Longtemps niés, les droits des femmes ont lentement progressé. Aujourd’hui dans la grande majorité des pays, l’égalité entre les hommes et les femmes est inscrit dans la Constitution. Malgré des décennies de luttes et des avancées significatives, les femmes restent encore trop souvent victimes de nombreuses inégalités, de harcèlement et parfois de violences.
Au travail, à la maison, les différences entre les sexes demeurent profondes et les stéréotypes ont la vie dure. C’est pourquoi, en prélude à la journée internationale de la femme, l’Association Education Sans Frontière a organisé en février dernier, dans la capitale camerounaise, une table ronde sur l’égalité avec pour thème:  » Femme et égalité des chances dans les pays sous-développés ».
Le but de cette table ronde était de promouvoir la prise de conscience par les femmes du rôle qui est le leur et de sensibiliser davantage les populations sur ce fait, car la réalisation de l’égalité entre femmes et hommes dans tous les secteurs de la vie et surtout dans le monde professionnel constitue l’un des enjeux majeur de nos sociétés. Pour mieux approfondir la question, notre rédaction est allée à la rencontre de Viviana Meschitti, collaboratrice scientifique au bureau sur l’égalité des chances à l’Université de la Suisse Italienne (USI).

Viviana Meschitti

Pouviez-nous nous présenter brièvement le service «égalité de chance»?
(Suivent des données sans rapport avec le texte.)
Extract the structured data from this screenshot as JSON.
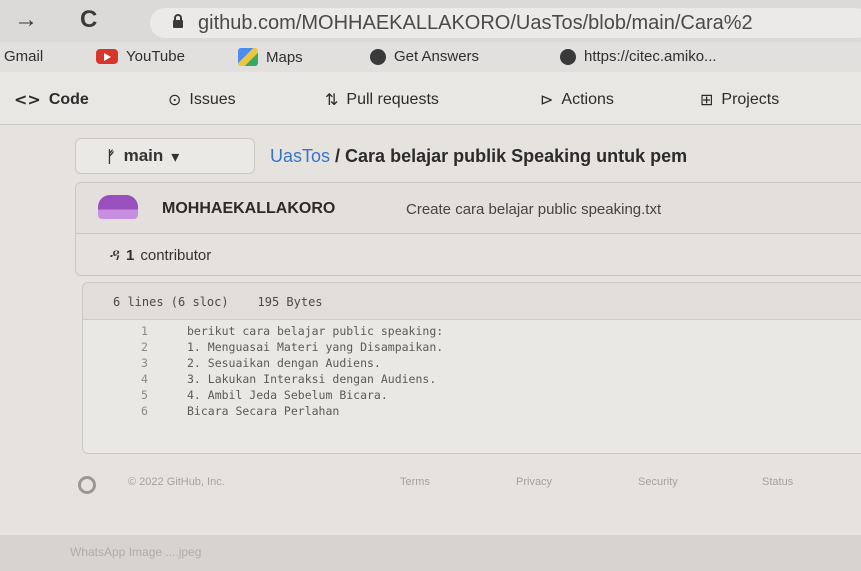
{
  "browser": {
    "url": "github.com/MOHHAEKALLAKORO/UasTos/blob/main/Cara%2"
  },
  "bookmarks": [
    {
      "label": "Gmail",
      "icon": "gmail"
    },
    {
      "label": "YouTube",
      "icon": "youtube-icon"
    },
    {
      "label": "Maps",
      "icon": "maps-icon"
    },
    {
      "label": "Get Answers",
      "icon": "globe-icon"
    },
    {
      "label": "https://citec.amiko...",
      "icon": "globe-icon"
    }
  ],
  "repo_nav": {
    "tabs": [
      {
        "label": "Code",
        "icon": "code-icon"
      },
      {
        "label": "Issues",
        "icon": "issue-icon"
      },
      {
        "label": "Pull requests",
        "icon": "pull-request-icon"
      },
      {
        "label": "Actions",
        "icon": "play-icon"
      },
      {
        "label": "Projects",
        "icon": "table-icon"
      }
    ]
  },
  "branch": {
    "label": "main"
  },
  "path": {
    "repo": "UasTos",
    "separator": " / ",
    "file": "Cara belajar publik Speaking untuk pem"
  },
  "commit": {
    "user": "MOHHAEKALLAKORO",
    "message": "Create cara belajar public speaking.txt"
  },
  "contributors": {
    "count": "1",
    "label": "contributor"
  },
  "file": {
    "lines_info": "6 lines (6 sloc)",
    "size": "195 Bytes",
    "lines": [
      {
        "n": "1",
        "text": "berikut cara belajar public speaking:"
      },
      {
        "n": "2",
        "text": "1. Menguasai Materi yang Disampaikan."
      },
      {
        "n": "3",
        "text": "2. Sesuaikan dengan Audiens."
      },
      {
        "n": "4",
        "text": "3. Lakukan Interaksi dengan Audiens."
      },
      {
        "n": "5",
        "text": "4. Ambil Jeda Sebelum Bicara."
      },
      {
        "n": "6",
        "text": "Bicara Secara Perlahan"
      }
    ]
  },
  "footer": {
    "copyright": "© 2022 GitHub, Inc.",
    "links": [
      "Terms",
      "Privacy",
      "Security",
      "Status"
    ]
  },
  "taskbar": {
    "download": "WhatsApp Image ....jpeg"
  }
}
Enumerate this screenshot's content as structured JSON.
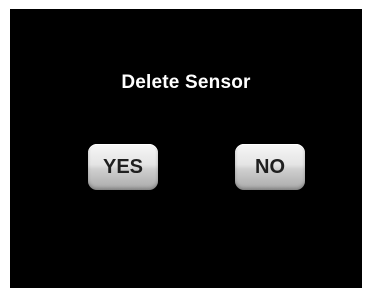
{
  "dialog": {
    "title": "Delete Sensor",
    "yes_label": "YES",
    "no_label": "NO"
  },
  "colors": {
    "screen_background": "#000000",
    "text": "#ffffff",
    "button_text": "#1f1f1f"
  }
}
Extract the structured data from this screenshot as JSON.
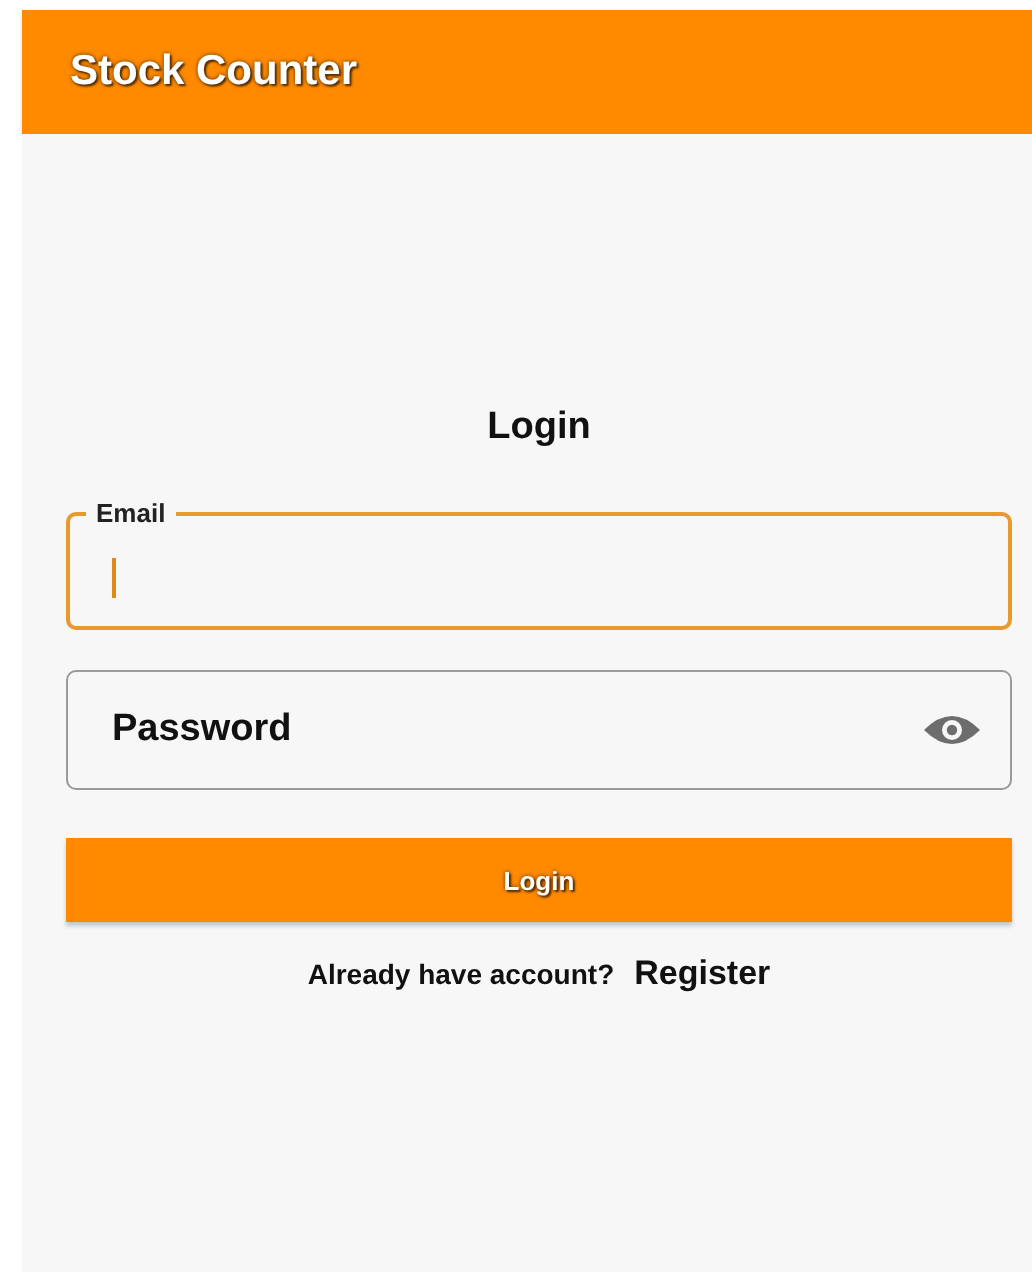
{
  "app_bar": {
    "title": "Stock Counter"
  },
  "form": {
    "heading": "Login",
    "fields": [
      {
        "kind": "text",
        "label": "Email",
        "focused": true
      },
      {
        "kind": "password",
        "placeholder": "Password",
        "focused": false
      }
    ],
    "submit": "Login",
    "footer": {
      "prompt": "Already have account?",
      "link": "Register"
    }
  }
}
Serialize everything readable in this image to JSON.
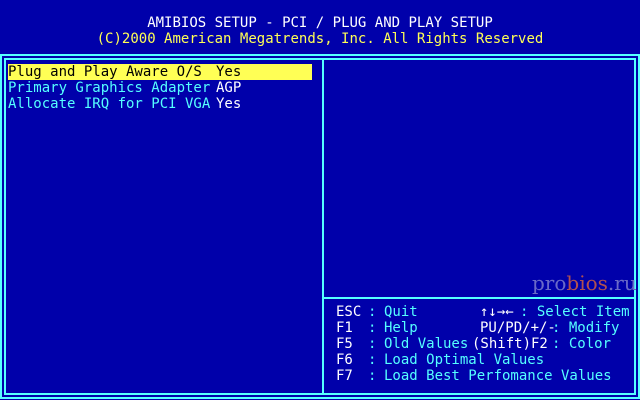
{
  "header": {
    "title": "AMIBIOS SETUP - PCI / PLUG AND PLAY SETUP",
    "copyright": "(C)2000 American Megatrends, Inc. All Rights Reserved"
  },
  "options": [
    {
      "label": "Plug and Play Aware O/S",
      "value": "Yes",
      "selected": true
    },
    {
      "label": "Primary Graphics Adapter",
      "value": "AGP",
      "selected": false
    },
    {
      "label": "Allocate IRQ for PCI VGA",
      "value": "Yes",
      "selected": false
    }
  ],
  "help": {
    "rows": [
      {
        "key": "ESC",
        "desc": "Quit",
        "key2": "↑↓→←",
        "desc2": ": Select Item"
      },
      {
        "key": "F1",
        "desc": "Help",
        "key2": "PU/PD/+/-",
        "desc2": ": Modify"
      },
      {
        "key": "F5",
        "desc": "Old Values",
        "key2": "(Shift)F2",
        "desc2": ": Color"
      },
      {
        "key": "F6",
        "desc": "Load Optimal Values",
        "key2": "",
        "desc2": ""
      },
      {
        "key": "F7",
        "desc": "Load Best Perfomance Values",
        "key2": "",
        "desc2": ""
      }
    ],
    "separator": ":"
  },
  "watermark": {
    "prefix": "pro",
    "accent": "bios",
    "suffix": ".ru"
  },
  "colors": {
    "background": "#0000aa",
    "frame": "#55ffff",
    "highlight": "#ffff55",
    "title": "#ffffff",
    "copyright": "#ffff55"
  }
}
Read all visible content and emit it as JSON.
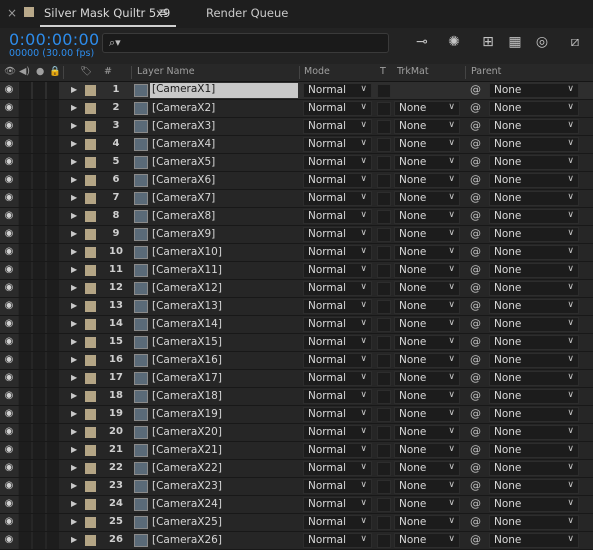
{
  "tabbar": {
    "close_label": "×",
    "comp_title": "Silver Mask Quiltr 5x9",
    "menu_label": "≡",
    "render_queue_label": "Render Queue",
    "swatch_color": "#b9a98a"
  },
  "header": {
    "timecode": "0:00:00:00",
    "frame_info": "00000 (30.00 fps)",
    "search_placeholder": "",
    "search_icon_label": "⌕▾",
    "icons": [
      "comp-flowchart-icon",
      "draft-3d-icon",
      "shy-layers-icon",
      "frame-blending-icon",
      "motion-blur-icon",
      "graph-editor-icon"
    ],
    "accent_color": "#2d8ceb"
  },
  "columns": {
    "layer_name": "Layer Name",
    "mode": "Mode",
    "t": "T",
    "trkmat": "TrkMat",
    "parent": "Parent",
    "hash": "#"
  },
  "rows": [
    {
      "num": "1",
      "name": "[CameraX1]",
      "mode": "Normal",
      "trkmat": "",
      "parent": "None",
      "selected": true
    },
    {
      "num": "2",
      "name": "[CameraX2]",
      "mode": "Normal",
      "trkmat": "None",
      "parent": "None"
    },
    {
      "num": "3",
      "name": "[CameraX3]",
      "mode": "Normal",
      "trkmat": "None",
      "parent": "None"
    },
    {
      "num": "4",
      "name": "[CameraX4]",
      "mode": "Normal",
      "trkmat": "None",
      "parent": "None"
    },
    {
      "num": "5",
      "name": "[CameraX5]",
      "mode": "Normal",
      "trkmat": "None",
      "parent": "None"
    },
    {
      "num": "6",
      "name": "[CameraX6]",
      "mode": "Normal",
      "trkmat": "None",
      "parent": "None"
    },
    {
      "num": "7",
      "name": "[CameraX7]",
      "mode": "Normal",
      "trkmat": "None",
      "parent": "None"
    },
    {
      "num": "8",
      "name": "[CameraX8]",
      "mode": "Normal",
      "trkmat": "None",
      "parent": "None"
    },
    {
      "num": "9",
      "name": "[CameraX9]",
      "mode": "Normal",
      "trkmat": "None",
      "parent": "None"
    },
    {
      "num": "10",
      "name": "[CameraX10]",
      "mode": "Normal",
      "trkmat": "None",
      "parent": "None"
    },
    {
      "num": "11",
      "name": "[CameraX11]",
      "mode": "Normal",
      "trkmat": "None",
      "parent": "None"
    },
    {
      "num": "12",
      "name": "[CameraX12]",
      "mode": "Normal",
      "trkmat": "None",
      "parent": "None"
    },
    {
      "num": "13",
      "name": "[CameraX13]",
      "mode": "Normal",
      "trkmat": "None",
      "parent": "None"
    },
    {
      "num": "14",
      "name": "[CameraX14]",
      "mode": "Normal",
      "trkmat": "None",
      "parent": "None"
    },
    {
      "num": "15",
      "name": "[CameraX15]",
      "mode": "Normal",
      "trkmat": "None",
      "parent": "None"
    },
    {
      "num": "16",
      "name": "[CameraX16]",
      "mode": "Normal",
      "trkmat": "None",
      "parent": "None"
    },
    {
      "num": "17",
      "name": "[CameraX17]",
      "mode": "Normal",
      "trkmat": "None",
      "parent": "None"
    },
    {
      "num": "18",
      "name": "[CameraX18]",
      "mode": "Normal",
      "trkmat": "None",
      "parent": "None"
    },
    {
      "num": "19",
      "name": "[CameraX19]",
      "mode": "Normal",
      "trkmat": "None",
      "parent": "None"
    },
    {
      "num": "20",
      "name": "[CameraX20]",
      "mode": "Normal",
      "trkmat": "None",
      "parent": "None"
    },
    {
      "num": "21",
      "name": "[CameraX21]",
      "mode": "Normal",
      "trkmat": "None",
      "parent": "None"
    },
    {
      "num": "22",
      "name": "[CameraX22]",
      "mode": "Normal",
      "trkmat": "None",
      "parent": "None"
    },
    {
      "num": "23",
      "name": "[CameraX23]",
      "mode": "Normal",
      "trkmat": "None",
      "parent": "None"
    },
    {
      "num": "24",
      "name": "[CameraX24]",
      "mode": "Normal",
      "trkmat": "None",
      "parent": "None"
    },
    {
      "num": "25",
      "name": "[CameraX25]",
      "mode": "Normal",
      "trkmat": "None",
      "parent": "None"
    },
    {
      "num": "26",
      "name": "[CameraX26]",
      "mode": "Normal",
      "trkmat": "None",
      "parent": "None"
    }
  ],
  "label_color": "#b4a585"
}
Le Service de l’égalité des chances entre hommes et femmes de l’Université de la Suisse italienne (Servizio gender USI) est né en 2001 grâce au soutien du programme fédérale «Égalité des chances dans le domaine universitaire», promu par la Confédération suisse.
Plusieurs statistiques et recherches conduites pendant les années 90’ ont montré que la situation des femmes sur le marché du travail suisse n’est pas encore satisfaisant: dans les universités aussi, surtout aux postes les plus élevés, la présence des femmes était presque inexistante. Il semble que les femmes, bien qu’elles soient préparées, ne réussissent pas à obtenir des places de travail appropriées à leurs compétences et capacités, et à être présentes au sommet des hiérarchies. Ce phénomène, qui est bien diffusé dans les Pays qu’on considère «développés», comme les Pays européens, est connu comme «plafond de verre», et est présent soit dans les universités, soit dans les entreprises publiques ou privées.
Pour améliorer la situations des femmes dans les Universités suisses, la Confédération, avec le programme «Égalité des chances», a permis la création de bureaux de l’égalité dans les Universités suisses qui en étaient dépourvues (la plupart des Universités suisses, comme Berne, Bâle, Fribourg, Genève, Zürich, avaient déjà organisé, dans les années 90’, ce type de service), et a décidé de financier des projets pour soutenir étudiantes, doctorantes, et chercheuses.
Par conséquent, le Service de l’égalité de l’USI a pour objectif de soutenir les femmes qui étudient et travaillent à l’USI avec des offres particulières et adaptées à chaque situation, et de maintenir un contrôle afin que toutes les règles en thème d’égalités des chances soient suivies par la direction, les facultés, les autres services, etc. La déléguée à l’égalité, Mme Barbara Balestra, est la responsable du bureau. Parmi les multiples tâches de la déléguée, nous pouvons citer le maintien des contacts avec la direction et les autres services de l’USI pour mieux déterminer des mesures efficaces au soutien des femmes; puis, le maintien d’un réseaux avec les autres universités suisses; l’offre de consultations à toutes personnes qui travaillent ou étudient à l’USI; la planification des stratégies ou l’organisation des événements pour promouvoir l’égalités des chances. Dans son travail, la déléguée s’appuie sur sa collaboratrice et sur un groupe, constitué par des représentants de l’USI et des expertes, qui ont fonction de proposition et de consultation.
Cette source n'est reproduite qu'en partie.